Thursday, April 1, 2021

Monkey's Business: GODZILLA VS. KONG

So what if Adam Wingard’s Godzilla vs. Kong is easily the least of these new Hollywood Godzilla flicks? Sometimes you just want what this thing delivers. It has giant monsters who fight each other three times throughout a relatively trim runtime that collapses into the credits before the two hour mark. It has a team of scientists (and a little deaf orphan) who think Kong can lead them to the Hollow Earth, and corporate stooges who think he’ll lead them to an ancient power source, too. They have to fly around in little spaceship tanks that zip along on neon blue jet trails to survive the pressure of the Earth’s Core. The vehicles make cool little bass-pumping Jetsons noises. There’s a rampaging Godzilla who doesn’t mean it—we know pretty quickly that the lizard’s being provoked by a glowing orb in the secret laboratories of a no-good tech company. A goofy podcaster teams up with a character from Godzilla: King of the Monsters to track down the truth. So we have two sets of characters, each following one half of the title bill around as they do their thing. It’s just a matter of time before the big critters come to blows by land and by sea. And, sure, Kong’s the underdog, but given how much more plot time is given over to him and his supporters, it’s pretty clear the movie’s out to make it an even match.

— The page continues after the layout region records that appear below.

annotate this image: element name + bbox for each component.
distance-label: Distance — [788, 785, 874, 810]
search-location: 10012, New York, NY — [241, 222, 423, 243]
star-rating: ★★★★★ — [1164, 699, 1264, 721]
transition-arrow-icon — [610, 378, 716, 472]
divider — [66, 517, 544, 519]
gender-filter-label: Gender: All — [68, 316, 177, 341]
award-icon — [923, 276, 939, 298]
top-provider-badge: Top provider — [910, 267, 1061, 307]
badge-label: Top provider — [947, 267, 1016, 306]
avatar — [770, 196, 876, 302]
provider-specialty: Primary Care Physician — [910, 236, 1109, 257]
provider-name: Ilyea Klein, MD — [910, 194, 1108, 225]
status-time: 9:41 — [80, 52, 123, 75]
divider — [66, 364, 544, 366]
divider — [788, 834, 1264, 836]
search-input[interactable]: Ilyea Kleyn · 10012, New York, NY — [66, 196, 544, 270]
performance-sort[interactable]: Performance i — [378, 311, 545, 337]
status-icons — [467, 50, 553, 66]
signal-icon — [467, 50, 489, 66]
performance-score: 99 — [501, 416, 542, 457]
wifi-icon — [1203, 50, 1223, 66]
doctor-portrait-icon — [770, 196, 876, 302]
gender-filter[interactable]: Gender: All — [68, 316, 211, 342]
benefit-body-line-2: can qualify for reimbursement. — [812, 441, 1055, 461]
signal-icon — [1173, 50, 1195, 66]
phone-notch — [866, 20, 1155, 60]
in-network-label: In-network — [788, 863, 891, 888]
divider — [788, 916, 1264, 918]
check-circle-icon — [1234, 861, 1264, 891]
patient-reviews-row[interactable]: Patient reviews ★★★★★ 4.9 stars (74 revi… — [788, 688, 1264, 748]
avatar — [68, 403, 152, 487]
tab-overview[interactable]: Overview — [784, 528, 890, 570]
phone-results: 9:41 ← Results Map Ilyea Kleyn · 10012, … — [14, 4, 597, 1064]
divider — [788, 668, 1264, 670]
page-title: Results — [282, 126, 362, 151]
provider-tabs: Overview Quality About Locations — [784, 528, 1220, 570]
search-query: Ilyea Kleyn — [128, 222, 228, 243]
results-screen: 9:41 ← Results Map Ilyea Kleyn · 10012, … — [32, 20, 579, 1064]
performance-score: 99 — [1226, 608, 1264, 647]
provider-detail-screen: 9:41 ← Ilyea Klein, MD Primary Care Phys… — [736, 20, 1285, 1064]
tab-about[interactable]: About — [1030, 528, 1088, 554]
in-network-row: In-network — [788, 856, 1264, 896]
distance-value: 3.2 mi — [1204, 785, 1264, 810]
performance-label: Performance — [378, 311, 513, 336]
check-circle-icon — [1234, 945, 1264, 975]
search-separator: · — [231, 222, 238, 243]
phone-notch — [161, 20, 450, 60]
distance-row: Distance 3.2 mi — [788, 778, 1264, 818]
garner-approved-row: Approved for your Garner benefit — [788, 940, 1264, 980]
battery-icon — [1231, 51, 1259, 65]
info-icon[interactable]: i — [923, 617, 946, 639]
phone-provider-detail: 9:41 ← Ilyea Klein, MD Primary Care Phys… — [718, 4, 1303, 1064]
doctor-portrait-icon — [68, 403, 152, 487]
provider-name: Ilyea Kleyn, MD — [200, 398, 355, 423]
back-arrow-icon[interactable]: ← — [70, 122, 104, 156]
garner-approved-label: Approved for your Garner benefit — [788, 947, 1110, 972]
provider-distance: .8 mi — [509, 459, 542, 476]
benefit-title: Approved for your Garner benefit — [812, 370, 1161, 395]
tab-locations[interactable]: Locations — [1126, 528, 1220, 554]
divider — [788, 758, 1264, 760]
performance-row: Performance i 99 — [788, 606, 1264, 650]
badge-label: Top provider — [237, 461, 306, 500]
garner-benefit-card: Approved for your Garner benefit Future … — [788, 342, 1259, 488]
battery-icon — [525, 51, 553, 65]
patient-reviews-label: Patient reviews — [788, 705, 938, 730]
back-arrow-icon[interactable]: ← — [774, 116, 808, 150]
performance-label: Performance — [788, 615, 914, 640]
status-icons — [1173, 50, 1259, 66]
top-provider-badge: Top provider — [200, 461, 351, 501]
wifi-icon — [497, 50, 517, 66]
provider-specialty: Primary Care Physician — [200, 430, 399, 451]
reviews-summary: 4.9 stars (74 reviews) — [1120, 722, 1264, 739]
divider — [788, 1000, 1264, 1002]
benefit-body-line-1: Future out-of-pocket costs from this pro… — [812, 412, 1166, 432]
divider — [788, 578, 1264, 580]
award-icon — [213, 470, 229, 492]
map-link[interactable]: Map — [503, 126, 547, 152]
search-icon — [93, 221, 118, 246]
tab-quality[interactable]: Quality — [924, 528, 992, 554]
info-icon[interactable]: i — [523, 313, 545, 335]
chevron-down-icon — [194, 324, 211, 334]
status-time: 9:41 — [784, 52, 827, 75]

It’s all about the shallow spectacle. Gone is the majesty and awe of the perfectly proportioned 2014 Godzilla, with its trembling mortals staring up at the monsters spelling certain doom. Gone is the ecological pessimism of its 2019 sequel, a foolish-humanity-eclipsed-by-raw-power-of-nature parable wrapped up in terrifically overheated family drama. This thing’s just an empty go-go-go rock-‘em-sock-‘em effects picture with ramped up cartoony bouts of kaiju combat and long stretches of exposition and pokey CG light shows between. But at least it still has a host of fine character actors (this time Rebecca Hall, Alexander Skarsgård, Brian Tyree Henry and Demián Bechir join the mix) who don’t mind playing second fiddle to two famous monsters of filmland. They stare off at the digital chaos and say things like “Kong bows to no one” or “Those are Skullcrawlers” or “That podcast is filling your head with garbage!” It’s bright and colorful and dumb. And then a building will fall over or lasers will slice out of a shiny glass pyramid or a column of radioactive fire will drill a hole to the center of the earth. Then the roaring and fighting, and running and screaming. Wingard (hit and miss, but his The Guest is a rare Carpenter homage that hits and Death Note is a decent anime riff) is adept at recreating the genre pleasures we need to make it a passable lazy afternoon pleasure.